После недолгого молчания Мария Ярославовна осторожно спросила:
– Получается, мой сокол, отныне ты более государю Дмитрию не слуга?
– Получается, горлица моя, токмо то, – ответил Василий Васильевич, нащупывая на своей тарелке кусочки осетрины, – что матушка моя нашла средь христианских старцев одного, каковой за малую мзду попытался совратить меня на клятвопреступление.
– Но ведь ходят к тебе просители многие, любый, и все сказывают о недовольстве Шемякой, о его злобе и жестокости! Все они твою милостивость и справедливость вспоминают, тебя обратно жаждут, готовы хоть ныне на верность тебе присягать!
– Знамо, ходят, гуленька моя, – согласился Василий Васильевич. – Ибо мне никогда не удавалось принудить князей наших к службе, а бояр к повиновению. Творили, что хотели, моей воли не слушая. Шемяка же их всех к покорности надлежащей привел! Вот и стенают. Беда же в том, душенька, что когда надобно татар или литовцев прогнать али земли русские у Орды отбить, так всем сим служивым суровый Шемяка на престоле надобен, умеющий сражаться и побеждать. А когда мир и покой, так они уже меня обратно хотят, чтобы службой не тревожил. И так оно получается, что, случись очередная беда, все сии плакальщики снова брата моего станут звать, меня же свергнут, еще чего-нибудь отрежут и в изгнание опять отошлют до самой шемякинской победы. Надо ли нам сие, любонька? Хочешь ли ты снова все это страдание повторить?
Слепец не увидел, как его супруга отрицательно покачала головой, но догадался о ее согласии по долгому молчанию и закончил:
– Более я в этот гадюшник – ни ногой! Нечего нам там делать, любая. Пусть сии змеи с моим братом поживут! Всей нашей державе сие токмо на пользу окажется…
* * *
Вестимо, старец Мартиниан хорошо осознал сию решимость свергнутого правителя – и более Василия Васильевича в его ссылке никто не тревожил.

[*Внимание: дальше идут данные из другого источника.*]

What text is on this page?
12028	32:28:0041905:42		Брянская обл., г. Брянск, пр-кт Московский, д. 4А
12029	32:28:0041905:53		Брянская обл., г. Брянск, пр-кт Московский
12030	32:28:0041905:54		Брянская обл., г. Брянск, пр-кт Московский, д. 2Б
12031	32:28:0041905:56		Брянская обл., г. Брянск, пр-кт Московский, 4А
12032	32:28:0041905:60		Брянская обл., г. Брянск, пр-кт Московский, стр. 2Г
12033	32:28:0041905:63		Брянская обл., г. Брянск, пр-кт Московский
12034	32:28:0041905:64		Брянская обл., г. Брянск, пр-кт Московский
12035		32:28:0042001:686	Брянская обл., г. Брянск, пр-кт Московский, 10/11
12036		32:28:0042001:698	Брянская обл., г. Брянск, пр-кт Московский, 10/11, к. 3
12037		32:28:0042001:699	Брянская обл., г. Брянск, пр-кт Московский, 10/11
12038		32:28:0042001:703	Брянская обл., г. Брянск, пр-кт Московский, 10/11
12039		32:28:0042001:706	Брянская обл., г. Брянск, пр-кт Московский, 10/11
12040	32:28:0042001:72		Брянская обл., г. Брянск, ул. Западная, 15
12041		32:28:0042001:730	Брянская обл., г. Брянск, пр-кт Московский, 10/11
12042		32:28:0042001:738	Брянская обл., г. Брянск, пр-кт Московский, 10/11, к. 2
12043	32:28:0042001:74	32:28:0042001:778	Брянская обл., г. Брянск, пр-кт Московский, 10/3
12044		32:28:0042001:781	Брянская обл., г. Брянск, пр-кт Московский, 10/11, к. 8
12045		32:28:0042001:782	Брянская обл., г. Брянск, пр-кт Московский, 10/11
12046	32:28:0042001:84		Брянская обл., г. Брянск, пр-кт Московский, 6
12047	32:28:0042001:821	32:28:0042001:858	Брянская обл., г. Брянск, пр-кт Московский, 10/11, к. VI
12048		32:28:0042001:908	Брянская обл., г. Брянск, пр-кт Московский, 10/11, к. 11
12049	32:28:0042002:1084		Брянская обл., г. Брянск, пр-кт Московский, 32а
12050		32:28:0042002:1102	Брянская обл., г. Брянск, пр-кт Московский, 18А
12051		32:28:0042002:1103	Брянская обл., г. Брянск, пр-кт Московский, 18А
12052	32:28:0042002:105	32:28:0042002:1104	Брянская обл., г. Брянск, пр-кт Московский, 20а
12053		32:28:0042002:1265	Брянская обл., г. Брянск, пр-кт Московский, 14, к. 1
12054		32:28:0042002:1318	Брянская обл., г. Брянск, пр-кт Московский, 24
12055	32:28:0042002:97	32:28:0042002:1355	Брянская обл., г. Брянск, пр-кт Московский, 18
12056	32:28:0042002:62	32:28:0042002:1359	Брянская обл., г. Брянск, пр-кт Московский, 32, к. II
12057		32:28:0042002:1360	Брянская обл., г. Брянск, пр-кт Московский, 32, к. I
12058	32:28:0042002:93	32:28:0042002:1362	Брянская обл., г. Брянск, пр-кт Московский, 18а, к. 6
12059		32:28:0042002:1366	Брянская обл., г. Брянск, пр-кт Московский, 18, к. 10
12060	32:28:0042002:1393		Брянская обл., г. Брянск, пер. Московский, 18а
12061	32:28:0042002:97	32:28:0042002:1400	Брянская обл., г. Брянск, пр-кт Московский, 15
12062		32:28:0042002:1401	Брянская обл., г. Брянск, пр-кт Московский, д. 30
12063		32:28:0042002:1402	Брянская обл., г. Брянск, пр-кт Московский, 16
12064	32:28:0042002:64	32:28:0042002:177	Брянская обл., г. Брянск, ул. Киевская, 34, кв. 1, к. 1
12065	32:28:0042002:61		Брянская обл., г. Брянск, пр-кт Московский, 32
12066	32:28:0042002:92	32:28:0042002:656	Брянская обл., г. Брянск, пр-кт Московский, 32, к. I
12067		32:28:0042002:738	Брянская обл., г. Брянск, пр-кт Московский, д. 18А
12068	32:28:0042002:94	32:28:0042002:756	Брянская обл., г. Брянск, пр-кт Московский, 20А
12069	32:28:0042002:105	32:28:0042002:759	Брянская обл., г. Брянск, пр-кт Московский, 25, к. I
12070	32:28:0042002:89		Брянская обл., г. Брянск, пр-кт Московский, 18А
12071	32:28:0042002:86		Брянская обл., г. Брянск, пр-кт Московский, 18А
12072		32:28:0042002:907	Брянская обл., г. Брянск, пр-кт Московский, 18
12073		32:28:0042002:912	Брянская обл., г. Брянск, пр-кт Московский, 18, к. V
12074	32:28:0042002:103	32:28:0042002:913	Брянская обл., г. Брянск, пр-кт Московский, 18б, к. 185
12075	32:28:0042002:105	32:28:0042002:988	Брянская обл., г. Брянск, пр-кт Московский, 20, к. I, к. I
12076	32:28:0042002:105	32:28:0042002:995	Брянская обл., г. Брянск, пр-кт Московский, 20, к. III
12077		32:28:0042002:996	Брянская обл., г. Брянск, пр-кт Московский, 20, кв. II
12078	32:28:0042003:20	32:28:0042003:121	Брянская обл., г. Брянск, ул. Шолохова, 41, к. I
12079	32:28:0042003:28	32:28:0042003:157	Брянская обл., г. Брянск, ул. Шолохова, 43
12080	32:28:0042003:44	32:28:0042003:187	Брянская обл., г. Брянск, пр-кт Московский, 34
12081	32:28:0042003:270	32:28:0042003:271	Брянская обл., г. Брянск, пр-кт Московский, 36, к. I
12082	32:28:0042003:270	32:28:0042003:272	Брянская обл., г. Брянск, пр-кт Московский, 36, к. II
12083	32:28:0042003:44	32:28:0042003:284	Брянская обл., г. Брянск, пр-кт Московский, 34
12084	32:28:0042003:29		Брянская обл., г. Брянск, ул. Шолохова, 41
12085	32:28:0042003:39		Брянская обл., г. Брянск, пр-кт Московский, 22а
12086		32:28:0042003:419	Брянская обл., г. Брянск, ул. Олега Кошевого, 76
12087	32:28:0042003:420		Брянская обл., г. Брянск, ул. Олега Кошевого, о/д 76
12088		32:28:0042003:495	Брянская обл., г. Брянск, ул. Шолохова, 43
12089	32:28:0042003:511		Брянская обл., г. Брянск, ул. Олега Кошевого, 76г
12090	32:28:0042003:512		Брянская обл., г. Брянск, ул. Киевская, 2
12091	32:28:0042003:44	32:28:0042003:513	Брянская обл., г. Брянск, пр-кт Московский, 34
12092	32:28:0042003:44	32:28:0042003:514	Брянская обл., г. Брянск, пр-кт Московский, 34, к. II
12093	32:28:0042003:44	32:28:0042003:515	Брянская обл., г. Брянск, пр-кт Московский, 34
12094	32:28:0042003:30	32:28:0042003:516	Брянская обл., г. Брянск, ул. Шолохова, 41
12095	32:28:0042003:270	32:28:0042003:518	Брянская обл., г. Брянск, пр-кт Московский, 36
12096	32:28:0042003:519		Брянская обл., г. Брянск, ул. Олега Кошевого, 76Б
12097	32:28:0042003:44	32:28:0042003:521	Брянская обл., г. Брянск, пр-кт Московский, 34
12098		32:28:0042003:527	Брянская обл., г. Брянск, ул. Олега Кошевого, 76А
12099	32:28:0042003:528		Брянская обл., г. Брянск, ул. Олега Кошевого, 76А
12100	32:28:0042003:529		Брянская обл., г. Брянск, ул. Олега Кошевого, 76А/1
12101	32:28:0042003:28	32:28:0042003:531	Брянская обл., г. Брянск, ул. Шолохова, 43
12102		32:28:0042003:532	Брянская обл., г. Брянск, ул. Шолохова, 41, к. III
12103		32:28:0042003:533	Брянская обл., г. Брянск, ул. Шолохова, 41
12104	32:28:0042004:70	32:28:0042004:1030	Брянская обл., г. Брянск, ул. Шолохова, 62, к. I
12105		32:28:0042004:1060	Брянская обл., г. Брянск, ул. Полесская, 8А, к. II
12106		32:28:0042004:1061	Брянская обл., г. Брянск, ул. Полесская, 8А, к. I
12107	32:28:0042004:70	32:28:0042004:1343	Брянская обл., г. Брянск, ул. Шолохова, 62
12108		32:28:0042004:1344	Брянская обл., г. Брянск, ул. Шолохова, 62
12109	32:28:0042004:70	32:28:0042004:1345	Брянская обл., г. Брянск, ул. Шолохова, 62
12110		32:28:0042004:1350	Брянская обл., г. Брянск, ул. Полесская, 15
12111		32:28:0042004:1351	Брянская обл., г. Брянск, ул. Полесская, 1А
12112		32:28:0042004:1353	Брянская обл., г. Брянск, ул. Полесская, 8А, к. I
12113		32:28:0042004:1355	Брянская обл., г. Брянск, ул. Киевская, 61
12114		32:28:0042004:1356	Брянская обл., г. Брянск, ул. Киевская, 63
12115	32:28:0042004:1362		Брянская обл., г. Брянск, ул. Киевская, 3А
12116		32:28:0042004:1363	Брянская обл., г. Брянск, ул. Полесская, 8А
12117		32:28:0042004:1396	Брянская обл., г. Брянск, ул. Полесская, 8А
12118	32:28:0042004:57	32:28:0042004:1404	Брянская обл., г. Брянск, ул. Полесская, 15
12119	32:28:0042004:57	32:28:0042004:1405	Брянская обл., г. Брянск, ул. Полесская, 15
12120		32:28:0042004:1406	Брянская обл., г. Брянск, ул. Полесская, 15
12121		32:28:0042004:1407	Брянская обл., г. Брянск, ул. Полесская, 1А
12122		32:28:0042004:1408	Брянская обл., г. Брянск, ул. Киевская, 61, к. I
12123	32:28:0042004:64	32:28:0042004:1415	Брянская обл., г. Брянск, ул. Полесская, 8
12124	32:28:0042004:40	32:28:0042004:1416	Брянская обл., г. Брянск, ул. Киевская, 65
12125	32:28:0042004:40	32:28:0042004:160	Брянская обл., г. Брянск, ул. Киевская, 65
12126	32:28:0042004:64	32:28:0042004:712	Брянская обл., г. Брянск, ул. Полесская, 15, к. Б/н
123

4 сентября 1446 года. Москва, Посольская палата
Четырехстолпная палата, срубленная специально для встречи иноземных посланцев, а также иных многолюдных торжеств, на которых не едят и не пьют, имела размеры преизрядные – полста шагов в длину и в ширину, да три роста человеческих в высоту. Дабы удержать подобный потолок, обычных балок, понятно, не хватало – и потому посередине зала строителям пришлось поставить четыре дополнительных опорных столба, украшенных затейливой резьбой. Стены палаты покрывала роспись по штукатурке – золотом по лазоревой основе, окна вместо привычной слюды были набраны из цветных стеклышек, что складывались в рисунок из ромбиков и кругов, на синем потолке порхали огромные птицы с женскими лицами.